RFQ automation is the use of AI and workflow tooling to handle the repetitive, cross-system work that sits between an inbound Request for Quote arriving and a structured, quotable project in your system. It reads the email and attachments, extracts the project data, matches the customer record, and either creates the project automatically or flags it for a human review when confidence is low. The human still owns pricing, discounting, and any commercial judgement; the automation owns the typing.

Can AI handle complex quotes?

AI handles the data extraction and routing reliably across messy formats, including emails, PDFs, spreadsheets, and photo attachments. It does not handle the pricing strategy on a complex quote, and it should not be asked to. The pattern that works is to use AI for everything up to the priced line items, then hand the structured project to a quoter who applies the commercial judgement. Complexity in the inbound is fine; complexity in the pricing call belongs to a human.

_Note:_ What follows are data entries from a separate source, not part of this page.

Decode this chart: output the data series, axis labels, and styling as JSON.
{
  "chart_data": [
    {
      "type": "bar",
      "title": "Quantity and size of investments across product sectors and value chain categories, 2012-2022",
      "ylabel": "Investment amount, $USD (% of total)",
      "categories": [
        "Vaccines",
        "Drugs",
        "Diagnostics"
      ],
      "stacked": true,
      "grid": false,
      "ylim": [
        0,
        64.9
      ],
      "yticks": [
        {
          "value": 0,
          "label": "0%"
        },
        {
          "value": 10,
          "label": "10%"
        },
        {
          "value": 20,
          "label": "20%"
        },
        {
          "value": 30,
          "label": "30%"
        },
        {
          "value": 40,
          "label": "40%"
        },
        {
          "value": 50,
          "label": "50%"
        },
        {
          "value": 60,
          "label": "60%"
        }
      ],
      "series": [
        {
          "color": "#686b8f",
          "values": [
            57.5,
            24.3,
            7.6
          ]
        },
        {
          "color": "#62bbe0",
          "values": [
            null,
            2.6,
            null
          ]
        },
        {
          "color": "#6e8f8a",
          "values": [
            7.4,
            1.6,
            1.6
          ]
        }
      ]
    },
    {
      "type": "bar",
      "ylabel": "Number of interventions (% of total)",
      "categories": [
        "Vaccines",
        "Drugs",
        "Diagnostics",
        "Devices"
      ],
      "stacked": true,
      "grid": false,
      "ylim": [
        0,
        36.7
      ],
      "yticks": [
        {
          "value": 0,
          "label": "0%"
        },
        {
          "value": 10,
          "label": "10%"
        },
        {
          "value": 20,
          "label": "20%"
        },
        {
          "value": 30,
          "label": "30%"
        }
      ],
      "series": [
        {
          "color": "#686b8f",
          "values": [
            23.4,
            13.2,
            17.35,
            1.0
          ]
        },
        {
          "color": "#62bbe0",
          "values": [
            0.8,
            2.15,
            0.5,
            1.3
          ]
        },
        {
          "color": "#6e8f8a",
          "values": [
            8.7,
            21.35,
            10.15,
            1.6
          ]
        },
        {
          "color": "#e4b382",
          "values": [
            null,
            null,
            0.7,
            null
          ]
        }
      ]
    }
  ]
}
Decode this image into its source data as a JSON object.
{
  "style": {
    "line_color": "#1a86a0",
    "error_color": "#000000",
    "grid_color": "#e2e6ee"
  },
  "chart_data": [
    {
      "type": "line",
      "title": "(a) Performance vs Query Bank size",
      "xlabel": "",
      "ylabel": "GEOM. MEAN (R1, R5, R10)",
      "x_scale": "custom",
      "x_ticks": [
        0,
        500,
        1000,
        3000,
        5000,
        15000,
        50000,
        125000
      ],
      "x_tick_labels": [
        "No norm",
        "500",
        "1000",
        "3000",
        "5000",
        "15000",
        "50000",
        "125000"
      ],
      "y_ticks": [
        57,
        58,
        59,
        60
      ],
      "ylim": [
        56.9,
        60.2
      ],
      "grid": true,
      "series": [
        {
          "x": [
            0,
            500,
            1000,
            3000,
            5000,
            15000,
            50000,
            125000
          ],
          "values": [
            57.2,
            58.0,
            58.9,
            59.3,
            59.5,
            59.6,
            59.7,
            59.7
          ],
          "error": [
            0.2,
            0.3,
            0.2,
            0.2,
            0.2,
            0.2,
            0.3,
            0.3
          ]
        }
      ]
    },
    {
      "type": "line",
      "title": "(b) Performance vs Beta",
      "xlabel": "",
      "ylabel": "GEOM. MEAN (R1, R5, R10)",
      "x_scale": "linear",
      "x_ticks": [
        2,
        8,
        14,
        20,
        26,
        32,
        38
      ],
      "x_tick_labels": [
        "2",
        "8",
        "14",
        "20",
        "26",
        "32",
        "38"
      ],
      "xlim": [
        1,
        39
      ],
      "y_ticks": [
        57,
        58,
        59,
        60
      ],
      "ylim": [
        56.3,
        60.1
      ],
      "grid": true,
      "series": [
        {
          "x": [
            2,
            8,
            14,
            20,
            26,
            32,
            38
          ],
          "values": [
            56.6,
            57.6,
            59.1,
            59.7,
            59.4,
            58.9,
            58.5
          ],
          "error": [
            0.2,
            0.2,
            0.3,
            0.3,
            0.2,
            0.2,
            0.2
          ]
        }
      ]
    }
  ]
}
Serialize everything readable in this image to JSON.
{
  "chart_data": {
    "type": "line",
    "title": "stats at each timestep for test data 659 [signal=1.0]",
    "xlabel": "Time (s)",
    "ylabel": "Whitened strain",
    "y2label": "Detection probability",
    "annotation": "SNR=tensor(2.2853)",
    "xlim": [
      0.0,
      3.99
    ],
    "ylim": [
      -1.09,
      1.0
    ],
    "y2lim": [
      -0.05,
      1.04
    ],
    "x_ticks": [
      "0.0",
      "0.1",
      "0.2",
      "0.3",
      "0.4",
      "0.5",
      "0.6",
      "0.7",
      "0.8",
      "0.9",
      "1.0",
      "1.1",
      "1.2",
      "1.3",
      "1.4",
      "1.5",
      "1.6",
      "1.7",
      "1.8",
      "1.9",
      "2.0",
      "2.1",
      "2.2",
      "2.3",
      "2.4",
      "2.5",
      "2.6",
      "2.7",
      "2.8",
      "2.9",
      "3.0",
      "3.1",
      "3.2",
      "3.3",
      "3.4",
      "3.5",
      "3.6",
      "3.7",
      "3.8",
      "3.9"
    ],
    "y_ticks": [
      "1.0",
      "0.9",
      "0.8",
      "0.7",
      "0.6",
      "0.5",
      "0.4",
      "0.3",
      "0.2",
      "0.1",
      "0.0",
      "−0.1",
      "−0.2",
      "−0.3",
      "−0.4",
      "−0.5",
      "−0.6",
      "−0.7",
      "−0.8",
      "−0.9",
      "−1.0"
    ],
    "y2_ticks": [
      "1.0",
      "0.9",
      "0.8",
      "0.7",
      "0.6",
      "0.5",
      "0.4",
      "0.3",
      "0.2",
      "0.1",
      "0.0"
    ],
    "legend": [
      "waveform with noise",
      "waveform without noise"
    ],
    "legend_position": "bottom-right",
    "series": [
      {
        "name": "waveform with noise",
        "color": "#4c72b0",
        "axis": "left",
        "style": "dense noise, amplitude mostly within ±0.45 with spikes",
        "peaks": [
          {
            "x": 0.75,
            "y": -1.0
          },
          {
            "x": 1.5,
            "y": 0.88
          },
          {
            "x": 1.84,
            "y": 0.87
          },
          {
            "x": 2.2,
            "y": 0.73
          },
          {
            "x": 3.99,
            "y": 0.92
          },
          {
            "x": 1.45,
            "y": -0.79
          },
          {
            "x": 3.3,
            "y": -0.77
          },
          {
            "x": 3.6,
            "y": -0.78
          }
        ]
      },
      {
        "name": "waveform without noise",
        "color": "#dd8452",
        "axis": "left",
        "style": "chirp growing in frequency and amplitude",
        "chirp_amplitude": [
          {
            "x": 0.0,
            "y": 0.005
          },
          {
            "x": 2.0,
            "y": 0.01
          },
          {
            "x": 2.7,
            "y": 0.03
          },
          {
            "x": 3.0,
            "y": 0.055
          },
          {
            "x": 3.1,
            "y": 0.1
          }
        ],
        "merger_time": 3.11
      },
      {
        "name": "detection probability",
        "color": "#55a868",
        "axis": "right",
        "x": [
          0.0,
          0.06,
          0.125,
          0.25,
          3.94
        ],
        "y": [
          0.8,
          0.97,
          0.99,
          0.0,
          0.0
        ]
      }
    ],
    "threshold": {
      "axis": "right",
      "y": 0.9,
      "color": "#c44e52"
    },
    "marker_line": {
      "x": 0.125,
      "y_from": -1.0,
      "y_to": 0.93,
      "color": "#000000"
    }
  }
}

What about Human-in-the-Loop (HITL)?

Human-in-the-Loop is the design principle that keeps a human owner on every decision that matters. For RFQ automation, that usually means confidence-based routing on the extraction step, manual sign-off on any quote above a defined value, and a human reviewer on edge cases the model flags. The goal is to take the typing away from the team, not the judgement. Done well, HITL gives you the speed of automation without the risk of silently miscoding the awkward inbound.

How accurate is AI for RFQs?

On well-structured inbound, modern extraction models reach the high 90s on the fields a quoter actually needs (customer, site, contact, scope, references). On messy inbound, mixed formats, and unfamiliar templates, accuracy drops, which is exactly why confidence scoring matters. The right benchmark is not 100% per field; it is the share of RFQs that flow end to end without a human correction, and the share that get correctly flagged when they need one. Both numbers should be visible from day one.

What's a competitive time-to-quote benchmark for UK B2B?

From the inbound RFQs we see across UK B2B engagements, anything over a working week of time-to-quote is a competitive disadvantage. 5 working days is competitive. Sub-2 days is leading, and is where most automated workflows land once they are live. The number that matters more than any single benchmark is the trend: a time-to-quote that is improving month over month, with a stable error rate, is the signal that the automation is doing its job.